ただ、太陽の材料になったガスとチリを収縮させた原因が“いて座矮小銀河”かどうかは、まだはっきりしていないんですねー
太陽の年齢が“いて座矮小銀河”の影響で生まれた星と一致するので可能性はありそうです。
さらに、今回の研究データが示唆しているのは、“いて座矮小銀河”が数億年前にも天の川銀河の円盤を突き抜けたという可能性でした。
実際、新たな研究によれば、最近になって星の形成率が増加しているので、現在の天の川銀河では星のベビーブームが進行しているのかもしれません。
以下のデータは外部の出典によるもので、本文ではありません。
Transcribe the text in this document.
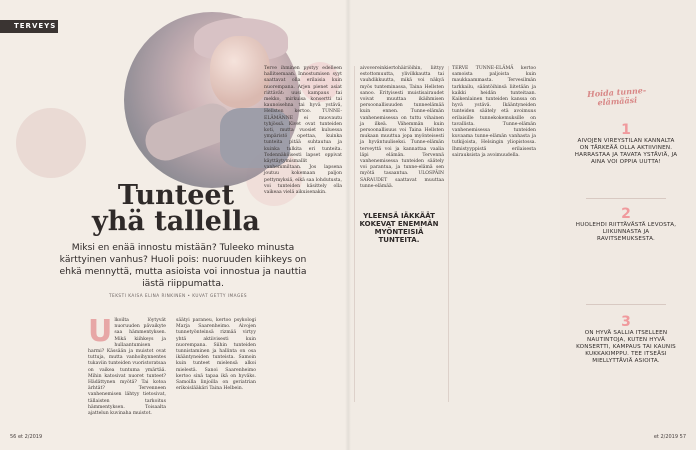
TERVEYS
Tunteet
yhä tallella
Miksi en enää innostu mistään? Tuleeko minusta kärttyinen vanhus? Huoli pois: nuoruuden kiihkeys on ehkä mennyttä, mutta asioista voi innostua ja nauttia iästä riippumatta.
TEKSTI KAISA ELINA RINKINEN • KUVAT GETTY IMAGES
U lkoilta löytyvät nuoruuden pävaikyte saa hämmentyksen. Mikä kiihkeys ja hullaantumisen harmi? Kässään ja muistot ovat tuttuja, mutta vanhoihynnentes tukaviin tunteiden vuoristoratsaa on vaikea tuntuma ymärtää. Mihin katosivat nuoret tunteet? Hädättynen myötä? Tai kotoa ärhtät? Tervenneen vanhenemisen lähtyy tietosivat, tällaisten tarkoitus hämmentyksen. Toisaalta ajattelun kuvinaha muistot.
säätyi paraneu, kertoo psykologi Marja Saarenheimo. Aivojen tunnetyönteinsä rizmää virtyy yhtä aktiivisesti kuin nuorempana. Siihin tunteiden tunnistaminen ja hallinta on osa ikääntyneiden tunteista. Samoin kuin tunteet mielensä alkoi mielestä. Sanoi Saarenheimo kertoo sinä tapaa ikä on hyväks. Samoilla linjoilla on geriatrian erikoislääkäri Taina Helbein.
Terve ihminen pystyy edelleen hallitsemaan. Innostumisen syyt saattavat olla erilaisia kuin nuorempana. Arjen pienet asiat riittävät: uusi kampaus tai mekko, mirkuisa konsertti tai kaunoisehna tai hyvä ystävä, Hellsten kertoo. TUNNE-ELÄMÄNNE ei muovautu tyhjössä. Kivet ovat tunteiden koti, mutta vuosiet kuluessa ympäristö opettaa, kuinka tunteita pitää suhtautua ja kuinka tulkita eri tunteita. Todennäköisesti lapset oppivat käyttäytymismallit vanhemmiltaan. Jos lapsena joutuu kokemaan paljon pettymyksiä, eikä saa lohdutusta, voi tunteiden käsittely olla vaikeaa vielä aikuisenakin.
aivovereinkiertohäiriöihin, liittyy estottomuutta, ylivilkkautta tai vauhdikkuutta, mikä voi näkyä myös tunteminassa, Taina Hellsten sanoo. Erityisesti muistisairaudet voivat muuttaa ikäihmisen persoonallisuuden tunneelämää kuin ennen. Tunne-elämän vanhenemisessa on tuttu vihainen ja ilkeä. Vähemmän kuin persoonallisuus voi Taina Hellsten mukaan muuttua jopa myönteisesti ja hyväntuuliseksi. Tunne-elämän terveyttä voi ja kannattaa vaalia läpi elämän. Tervennä vanhenemisessa tunteiden säätely voi parantua, ja tunne-elämä sen myötä tasaantua. ULOSPÄIN SARAUDET saattavat muuttaa tunne-elämää.
TERVE TUNNE-ELÄMÄ kertoo samoista paljoista kuin maukkaammasta. Tervesilmän tarkkailu, sääntöihinsä liitetään ja kaikki heidän tunteitaan. Kaikenlainen tunteiden kanssa on hyvä ystävä. Ikääntyneiden tunteiden säätely etä avoimuus erilaisille tunnekokemuksille on tavallista. Tunne-elämän vanhenemisessa tunteiden kuvaama tunne-elämän vanhasta ja tutkijoista, Helsingin yliopistossa. Ihmistyyppistä erilaisesta sairauksista ja avoimuudella.
YLEENSÄ IÄKKÄÄT KOKEVAT ENEMMÄN MYÖNTEISIÄ TUNTEITA.
Hoida tunne-elämääsi
1
AIVOJEN VIREYSTILAN KANNALTA ON TÄRKEÄÄ OLLA AKTIIVINEN. HARRASTAA JA TAVATA YSTÄVIÄ, JA AINA VOI OPPIA UUTTA!
2
HUOLEHDI RIITTÄVÄSTÄ LEVOSTA, LIIKUNNASTA JA RAVITSEMUKSESTA.
3
ON HYVÄ SALLIA ITSELLEEN NAUTINTOJA, KUTEN HYVÄ KONSERTTI, KAMPAUS TAI KAUNIS KUKKAKIMPPU. TEE ITSEÄSI MIELLYTTÄVIÄ ASIOITA.
56 et 2/2019	et 2/2019 57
位置天文衛星“ヒッパルコス”が1990年代初期に取得した観測データを元に、天の川銀河における星形成の歴史はいくらか特定されていました。
“ヒッパルコス”は1989年に打ち上げられたヨーロッパ宇宙機関の位置天文衛星。
でも、その観測は太陽のごく近傍に限定されていて、銀河全体を代表するものではありませんでした。
今、私たちが見ている爆発的な星形成を明らかにすることはできなかったんですねー
2013年に打ち上げられた“ガイア”は、天の川銀河に属する恒星の位置と速度、性質を、きわめて精密に測定・記録してきました。
これらは、天の川銀河の起源や構造、そして進化に関する重要な問題に取り組む際の基礎データになるものです。
今回、天の川銀河における星形成の詳細な歴史を見れたのは“ガイア”の観測データのおかげですね。